Per-pupil expenditure runs $16,234 according to the NCES F-33 School District Finance Survey, which aggregates every revenue and spending line reported under federal accounting standards. The funding mix is 60.2% local, 23.3% state, and 16.5% federal — a breakdown that matters because districts leaning heavily on local revenue are more exposed to property-tax swings, while higher federal shares typically track Title I concentration. Average teacher compensation clocks in at $89,881 per NCES F-33, a signal of the district's ability to recruit and retain staff against neighbouring districts. The district's equity score — 57/100, ranked #393 of 1044 in Texas against a state average of 50 — measures how evenly funding reaches schools within its boundaries.
and 19.9% chronic absenteeism from the 2021-22 Civil Rights Data Collection. Demographically, the student body averages 90.6% White, 8.6% Hispanic or Latino across the district's schools.
Bryson School accounts for 100.0% of all BRYSON ISD student enrollment
That concentration — well above the 8.4% national median for largest-entity share — means BRYSON ISD-wide averages can mask substantial variation outside the dominant entity. Grade band: other. A single dominant campus often anchors a district's program offerings and staffing patterns; the share helps explain why district-wide averages may not reflect the typical neighbourhood-school experience. When one entity dominates a region's footprint, its programmatic and budget decisions effectively set policy for a majority of the affected population.
BRYSON ISD has higher-than-average Title I eligibility — 56.0% of the population qualifies for free or reduced-price lunch
free or reduced-price lunch eligibility is the federal threshold for Title I funding allocations, established under the Every Student Succeeds Act (ESSA, 2015). Areas above 75% eligibility receive concentration grants on top of the basic Title I formula. Regions with eligibility this high typically draw a substantially larger federal funding share relative to their local tax base, which can either offset or reinforce existing gaps depending on allocation policy.
BRYSON ISD chronic absenteeism rate is 19.9% — near the typical range (US average ~28) — aligned with the national post-pandemic baseline of roughly 28% chronic absenteeism
chronic absenteeism rate is the simplest comparative metric but it does not capture the full picture: a student is chronically absent if they miss ≥10% of enrolled days for any reason — illness, family obligations, or disengagement Variation between sub-units within BRYSON ISD is typically wider than the BRYSON ISD-aggregate figure suggests.
BRYSON ISD has 1 schools, including 1 other.
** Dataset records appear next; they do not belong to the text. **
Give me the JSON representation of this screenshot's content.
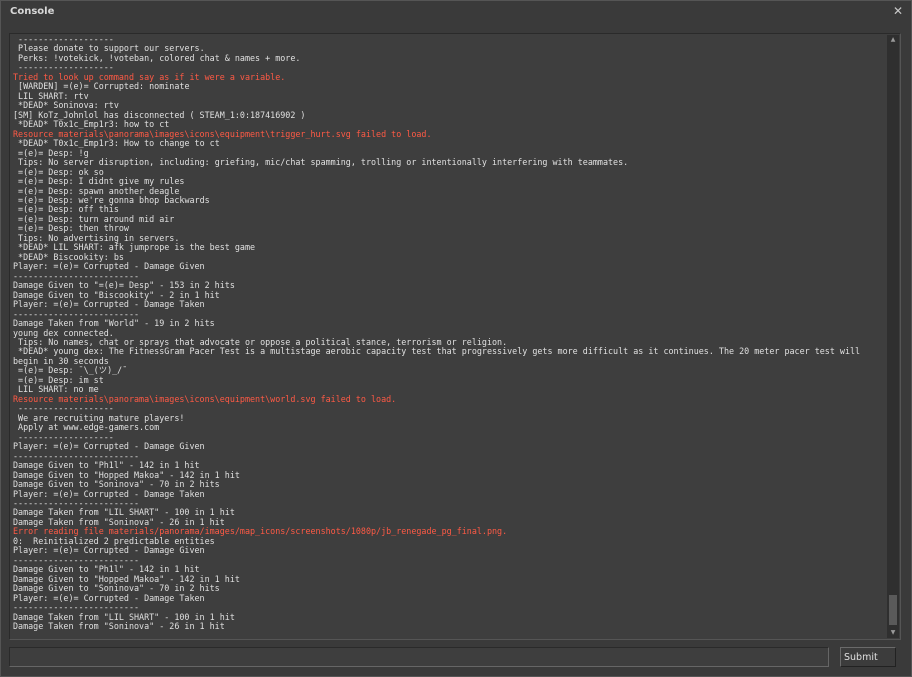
{
  "window": {
    "title": "Console",
    "close_glyph": "✕"
  },
  "colors": {
    "background": "#3a3a3a",
    "text": "#e0e0e0",
    "error_text": "#ff5a45"
  },
  "log": {
    "lines": [
      {
        "text": " -------------------",
        "error": false
      },
      {
        "text": " Please donate to support our servers.",
        "error": false
      },
      {
        "text": " Perks: !votekick, !voteban, colored chat & names + more.",
        "error": false
      },
      {
        "text": " -------------------",
        "error": false
      },
      {
        "text": "Tried to look up command say as if it were a variable.",
        "error": true
      },
      {
        "text": " [WARDEN] =(e)= Corrupted: nominate",
        "error": false
      },
      {
        "text": " LIL SHART: rtv",
        "error": false
      },
      {
        "text": " *DEAD* Soninova: rtv",
        "error": false
      },
      {
        "text": "[SM] KoTz_Johnlol has disconnected ( STEAM_1:0:187416902 )",
        "error": false
      },
      {
        "text": " *DEAD* T0x1c_Emp1r3: how to ct",
        "error": false
      },
      {
        "text": "Resource materials\\panorama\\images\\icons\\equipment\\trigger_hurt.svg failed to load.",
        "error": true
      },
      {
        "text": " *DEAD* T0x1c_Emp1r3: How to change to ct",
        "error": false
      },
      {
        "text": " =(e)= Desp: !g",
        "error": false
      },
      {
        "text": " Tips: No server disruption, including: griefing, mic/chat spamming, trolling or intentionally interfering with teammates.",
        "error": false
      },
      {
        "text": " =(e)= Desp: ok so",
        "error": false
      },
      {
        "text": " =(e)= Desp: I didnt give my rules",
        "error": false
      },
      {
        "text": " =(e)= Desp: spawn another deagle",
        "error": false
      },
      {
        "text": " =(e)= Desp: we're gonna bhop backwards",
        "error": false
      },
      {
        "text": " =(e)= Desp: off this",
        "error": false
      },
      {
        "text": " =(e)= Desp: turn around mid air",
        "error": false
      },
      {
        "text": " =(e)= Desp: then throw",
        "error": false
      },
      {
        "text": " Tips: No advertising in servers.",
        "error": false
      },
      {
        "text": " *DEAD* LIL SHART: afk jumprope is the best game",
        "error": false
      },
      {
        "text": " *DEAD* Biscookity: bs",
        "error": false
      },
      {
        "text": "Player: =(e)= Corrupted - Damage Given",
        "error": false
      },
      {
        "text": "-------------------------",
        "error": false
      },
      {
        "text": "Damage Given to \"=(e)= Desp\" - 153 in 2 hits",
        "error": false
      },
      {
        "text": "Damage Given to \"Biscookity\" - 2 in 1 hit",
        "error": false
      },
      {
        "text": "Player: =(e)= Corrupted - Damage Taken",
        "error": false
      },
      {
        "text": "-------------------------",
        "error": false
      },
      {
        "text": "Damage Taken from \"World\" - 19 in 2 hits",
        "error": false
      },
      {
        "text": "young dex connected.",
        "error": false
      },
      {
        "text": " Tips: No names, chat or sprays that advocate or oppose a political stance, terrorism or religion.",
        "error": false
      },
      {
        "text": " *DEAD* young dex: The FitnessGram Pacer Test is a multistage aerobic capacity test that progressively gets more difficult as it continues. The 20 meter pacer test will begin in 30 seconds",
        "error": false
      },
      {
        "text": " =(e)= Desp: ¯\\_(ツ)_/¯",
        "error": false
      },
      {
        "text": " =(e)= Desp: im st",
        "error": false
      },
      {
        "text": " LIL SHART: no me",
        "error": false
      },
      {
        "text": "Resource materials\\panorama\\images\\icons\\equipment\\world.svg failed to load.",
        "error": true
      },
      {
        "text": " -------------------",
        "error": false
      },
      {
        "text": " We are recruiting mature players!",
        "error": false
      },
      {
        "text": " Apply at www.edge-gamers.com",
        "error": false
      },
      {
        "text": " -------------------",
        "error": false
      },
      {
        "text": "Player: =(e)= Corrupted - Damage Given",
        "error": false
      },
      {
        "text": "-------------------------",
        "error": false
      },
      {
        "text": "Damage Given to \"Ph1l\" - 142 in 1 hit",
        "error": false
      },
      {
        "text": "Damage Given to \"Hopped Makoa\" - 142 in 1 hit",
        "error": false
      },
      {
        "text": "Damage Given to \"Soninova\" - 70 in 2 hits",
        "error": false
      },
      {
        "text": "Player: =(e)= Corrupted - Damage Taken",
        "error": false
      },
      {
        "text": "-------------------------",
        "error": false
      },
      {
        "text": "Damage Taken from \"LIL SHART\" - 100 in 1 hit",
        "error": false
      },
      {
        "text": "Damage Taken from \"Soninova\" - 26 in 1 hit",
        "error": false
      },
      {
        "text": "Error reading file materials/panorama/images/map_icons/screenshots/1080p/jb_renegade_pg_final.png.",
        "error": true
      },
      {
        "text": "0:  Reinitialized 2 predictable entities",
        "error": false
      },
      {
        "text": "Player: =(e)= Corrupted - Damage Given",
        "error": false
      },
      {
        "text": "-------------------------",
        "error": false
      },
      {
        "text": "Damage Given to \"Ph1l\" - 142 in 1 hit",
        "error": false
      },
      {
        "text": "Damage Given to \"Hopped Makoa\" - 142 in 1 hit",
        "error": false
      },
      {
        "text": "Damage Given to \"Soninova\" - 70 in 2 hits",
        "error": false
      },
      {
        "text": "Player: =(e)= Corrupted - Damage Taken",
        "error": false
      },
      {
        "text": "-------------------------",
        "error": false
      },
      {
        "text": "Damage Taken from \"LIL SHART\" - 100 in 1 hit",
        "error": false
      },
      {
        "text": "Damage Taken from \"Soninova\" - 26 in 1 hit",
        "error": false
      }
    ]
  },
  "scrollbar": {
    "up_glyph": "▲",
    "down_glyph": "▼"
  },
  "command": {
    "value": "",
    "submit_label": "Submit"
  }
}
Total enrollment is 259 students.
How much does BRYSON ISD spend per student?
BRYSON ISD spends $16,234 per student. The district has an equity score of 57/100, ranking #393 in Texas.
What is the average teacher salary in BRYSON ISD?
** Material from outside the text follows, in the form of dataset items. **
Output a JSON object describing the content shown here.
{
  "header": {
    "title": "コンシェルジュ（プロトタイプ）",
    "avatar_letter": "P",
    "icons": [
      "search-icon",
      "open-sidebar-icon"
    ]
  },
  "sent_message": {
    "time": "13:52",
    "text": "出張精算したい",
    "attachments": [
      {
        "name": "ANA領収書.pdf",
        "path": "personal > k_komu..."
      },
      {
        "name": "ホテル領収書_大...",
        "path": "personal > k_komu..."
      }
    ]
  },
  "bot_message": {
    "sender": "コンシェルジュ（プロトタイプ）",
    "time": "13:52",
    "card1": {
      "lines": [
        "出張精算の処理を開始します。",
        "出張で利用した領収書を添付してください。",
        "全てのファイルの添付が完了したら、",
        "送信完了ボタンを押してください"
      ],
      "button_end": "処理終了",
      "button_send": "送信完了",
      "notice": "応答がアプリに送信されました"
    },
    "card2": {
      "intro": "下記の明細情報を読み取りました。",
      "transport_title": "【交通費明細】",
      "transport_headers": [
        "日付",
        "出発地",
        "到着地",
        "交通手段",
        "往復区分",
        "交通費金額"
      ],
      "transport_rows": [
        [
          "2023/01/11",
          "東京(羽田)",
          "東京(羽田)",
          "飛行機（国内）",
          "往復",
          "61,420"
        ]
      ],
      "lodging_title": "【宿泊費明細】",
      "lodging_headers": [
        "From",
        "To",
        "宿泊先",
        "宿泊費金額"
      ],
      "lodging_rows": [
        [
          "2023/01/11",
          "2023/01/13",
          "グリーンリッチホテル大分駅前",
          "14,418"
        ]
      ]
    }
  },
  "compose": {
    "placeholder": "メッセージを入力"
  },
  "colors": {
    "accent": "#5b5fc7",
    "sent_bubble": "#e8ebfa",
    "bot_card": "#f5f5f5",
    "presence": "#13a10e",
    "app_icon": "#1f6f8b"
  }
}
The average teacher salary in BRYSON ISD is $89,881 per year, according to the NCES CCD F-33 Finance Survey.
What is the average rent near BRYSON ISD?
The HUD Fair Market Rent for a 2-bedroom in Jack County County is $N/A/month (2026). This affects housing affordability for families in the district.
What is the demographic composition of BRYSON ISD?
BRYSON ISD students are 90.6% White, 8.6% Hispanic or Latino, averaged across 1 schools. Source: NCES CCD Membership 2024-25.
What is the equity score for BRYSON ISD?
BRYSON ISD has an equity score of 57/100, ranking #393 out of 1044 districts in Texas. This score measures resource distribution fairness across schools in the district.